- Infielder
- Born: November 5, 1976 (age 49) Caracas, Venezuela
- Batted: BothThrew: Right

MLB debut
- June 9, 1999, for the Chicago White Sox

Last MLB appearance
- October 3, 1999, for the Chicago White Sox

MLB statistics
- Batting average: .237
- Home runs: 1
- Runs batted in: 12
- Stats at Baseball Reference

Teams
- Chicago White Sox (1999);

= Liu Rodríguez =

Venezuelan baseball player (born 1976)

Liubiemithz Rodríguez Cevedo (born November 5, 1976) is a Venezuelan former professional baseball second baseman. He had 93 at bats in Major League Baseball for the Chicago White Sox in the 1999 season. He was a switch-hitter and threw right-handed.

==Career==
===Chicago White Sox===
Rodríguez began his career with the Chicago White Sox organization in 1995 for the GCL White Sox. In 1996 and 1997, Rodríguez played for the A-ball Hickory Crawdads. In 1998, Rodríguez played for the advanced A-ball Winston-Salem Warthogs. On June 9, 1999, Rodríguez made his major league debut for the Chicago White Sox. Rodríguez made his final major league appearance in 1999, and spent 2000 with the Triple-A Charlotte Knights. In the majors, Rodríguez was a .237 career hitter with one home run and 12 RBI in 39 games. He played in Charlotte in 2001 as well. He became a free agent after the season.

===Saraperos de Saltillo===
In 2002, Rodríguez signed with the Saraperos de Saltillo of the Mexican League.
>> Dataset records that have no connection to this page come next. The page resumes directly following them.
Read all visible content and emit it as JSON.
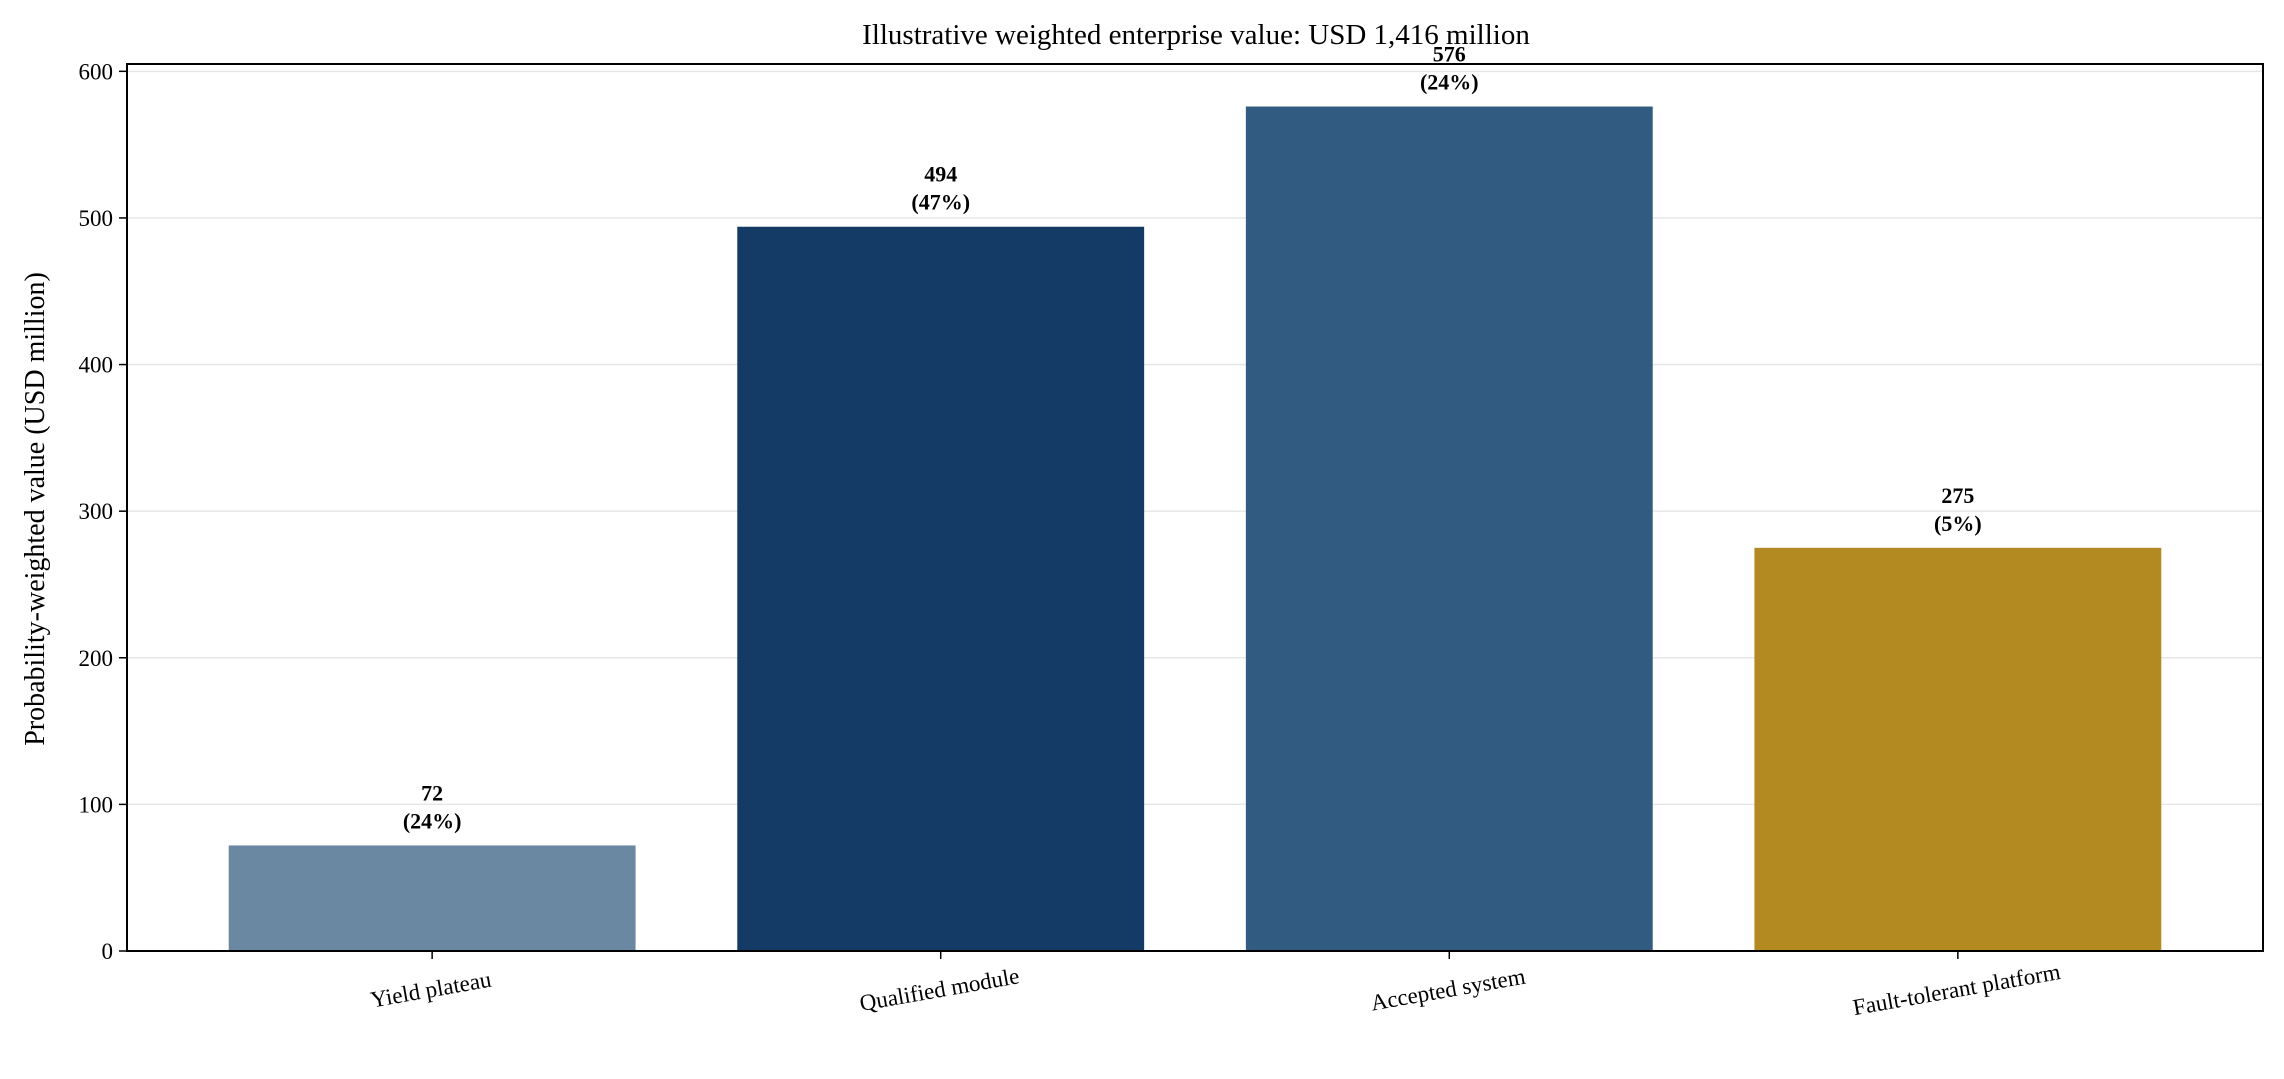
{
  "chart_data": {
    "type": "bar",
    "title": "Illustrative weighted enterprise value: USD 1,416 million",
    "xlabel": "",
    "ylabel": "Probability-weighted value (USD million)",
    "ylim": [
      0,
      605
    ],
    "yticks": [
      0,
      100,
      200,
      300,
      400,
      500,
      600
    ],
    "grid": "horizontal",
    "categories": [
      "Yield plateau",
      "Qualified module",
      "Accepted system",
      "Fault-tolerant platform"
    ],
    "values": [
      72,
      494,
      576,
      275
    ],
    "shares": [
      "(24%)",
      "(47%)",
      "(24%)",
      "(5%)"
    ],
    "colors": [
      "#6b88a3",
      "#143a66",
      "#325b82",
      "#b38a22"
    ]
  }
}
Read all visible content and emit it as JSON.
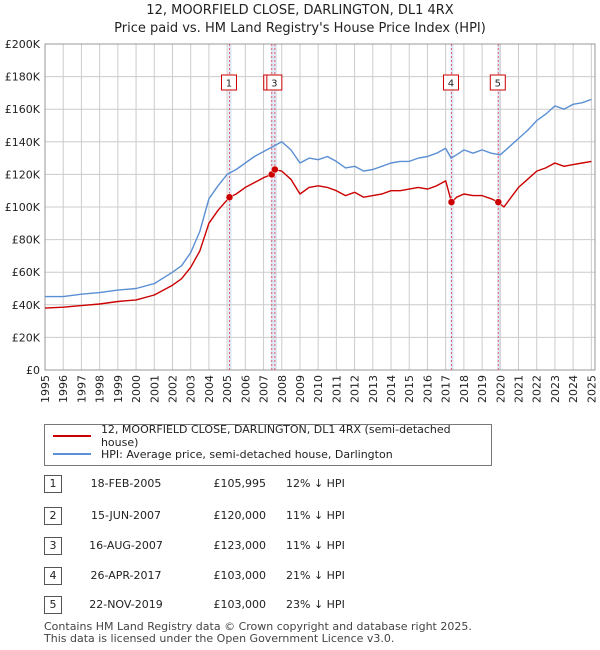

He played in 47 games for the Saraperos, he hit .306/.377/.403, notching 57 hits.

===Olmecas de Tabasco===
Partway through the 2002 season, Rodríguez was traded to the Olmecas de Tabasco. He played in 22 games for Tabasco, hitting .288/.431/.327, including 15 hits. He became a free agent after the season.

===Profumerie La Gardenia Grosseto===
In 2003, Rodríguez signed with the Profumerie La Gardenia Grosseto of the Italian Baseball League. He became a free agent after the season.

===Toros de Tijuana/Telemarket Ramini===
In 2004, Rodríguez played for the Toros de Tijuana of the Mexican League and the Telemarket Ramini of the Italian Baseball League. He became a free agent after the season.

===Langosteros de Cancun===
In 2005, Rodríguez signed with the Langosteros de Cancun of the Mexican League. He played in 91 games in Cancun, notching a .331/.427/.508 batting line and 105 hits. He became a free agent after the season.

===Newark Bears===
In 2006, Rodríguez signed with the Newark Bears of the Atlantic League of Professional Baseball. Rodríguez hit .318/.383/.393 over 58 games in Newark and became a free agent following the conclusion of the season.

===St. George Roadrunners===
After not finding a team in 2007, Rodríguez signed with the St. George Roadrunners of the Golden Baseball League for the 2008 season. He played in 71 games for the club, hitting .317/.394/.449. He began the 2009 season with St. George before moving to the Atlantic league partway through the season.

===Southern Maryland Blue Crabs===
Partway through the 2009 season, Rodríguez joined the Southern Maryland Blue Crabs of the Atlantic League. He played in 36 games for the team, gathering 40 hits.

===York Revolution===
Further into the 2009 season, Rodríguez was traded to the York Revolution of the Atlantic League. He acquired 20 hits in 24 games for York to finish out the 2009 season. He began 2010 with York and played in 121 games with the team, hitting .296/.357/.391 along with 136 hits. In 2011, he played in 75 games for York, hitting .231/.297/.290. In 2012, Rodríguez played in 65 games for York, hitting .327/.364/.432. He became a free agent after the season.

===De Angelis North East Knights===
In 2013, Rodríguez signed with the De Angelis North East Knights of the Italian Baseball League. He appeared in 24 contests for the club and hit .245/.288/.287 with 23 hits before became a free agent at seasons end.

===Milwaukee Brewers===
On January 14, 2014, Rodríguez signed a minor league contract with the Milwaukee Brewers organization. He was assigned to the AZL Brewers to begin the season, but spent the year on the disabled list and was released by Milwaukee on October 31, 2014.

Rodríguez also played winterball in the Venezuelan League from 2006 to 2009 in between seasons.

==Coaching career==
In 2026, Rodriguez was named as a coach for the Wisconsin Timber Rattlers the High-A affiliate of the Milwaukee Brewers.